Often times people think about the Gospels as Sunday School stories about Jesus. Rightly, many read them to find out about Jesus but when it comes to actual doctrine and theology people turn to the epistles.
As I’ve learned over the course of my academic career the Gospels are rich theological narrative that not only point one to the Messiah but also guide us how to live. They do this through both positive and negative examples. When you read, place yourself in the characters shoes, especially that of the disciples and Pharisees. The Gospels are inviting us to take part in the story of Jesus.
Jonathan Pennington, in his book Reading the Gospels Wisely, helpfully provides 9 reasons why we should read and study the Gospels.
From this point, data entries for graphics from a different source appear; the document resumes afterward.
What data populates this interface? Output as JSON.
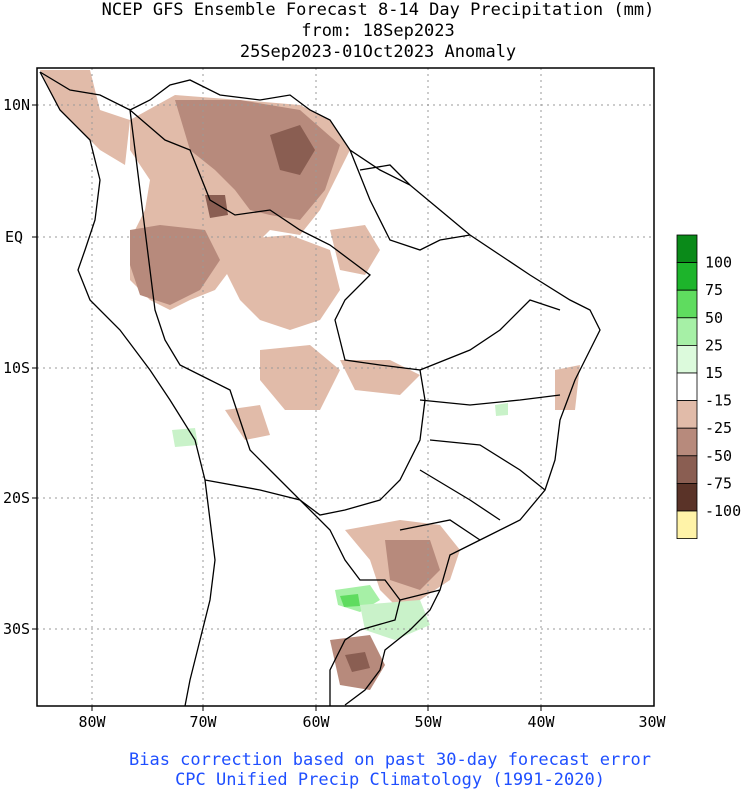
{
  "title": {
    "line1": "NCEP GFS Ensemble Forecast 8-14 Day Precipitation (mm)",
    "line2": "from: 18Sep2023",
    "line3": "25Sep2023-01Oct2023 Anomaly"
  },
  "axes": {
    "lat_labels": [
      "10N",
      "EQ",
      "10S",
      "20S",
      "30S"
    ],
    "lon_labels": [
      "80W",
      "70W",
      "60W",
      "50W",
      "40W",
      "30W"
    ]
  },
  "legend": {
    "levels": [
      {
        "label": "100",
        "color": "#0a8a19"
      },
      {
        "label": "75",
        "color": "#1db42b"
      },
      {
        "label": "50",
        "color": "#5fdc5f"
      },
      {
        "label": "25",
        "color": "#a6f0a6"
      },
      {
        "label": "15",
        "color": "#dcfadc"
      },
      {
        "label": "-15",
        "color": "#ffffff"
      },
      {
        "label": "-25",
        "color": "#e1bba9"
      },
      {
        "label": "-50",
        "color": "#b78a7c"
      },
      {
        "label": "-75",
        "color": "#8a5e52"
      },
      {
        "label": "-100",
        "color": "#5a3328"
      },
      {
        "label": "",
        "color": "#fff3a8"
      }
    ]
  },
  "footer": {
    "line1": "Bias correction based on past 30-day forecast error",
    "line2": "CPC Unified Precip Climatology (1991-2020)",
    "color": "#1f4fff"
  },
  "colors": {
    "dry_light": "#e1bba9",
    "dry_mid": "#b78a7c",
    "dry_dark": "#8a5e52",
    "wet_light": "#c9f2c9",
    "wet_mid": "#5fdc5f"
  }
}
I’ve summarized them below:
- They have been central to the church throughout its history.
- Paul and the other NT writers presuppose and build on the story and teachings of Jesus.
- The traditions behind the Gospel writings are the earliest access we have to the life of Christ.
- We get a more direct sense of the Bible’s storyline.
- They offer a concentrated exposure to the biblical emphasis on the coming kingdom of God.
- They show different languages or discourses of truth.
- They are in many ways a more comprehensive and paradigmatic type of map. Story communicates truth most comprehensively and transformatively.
- Encountering Jesus in narrative helps us grow in experiential knowledge.
- In the Gospels alone we have a personal, up-front encounter with Jesus.
Taken from Reading the Gospels Wisely pp. 38–49.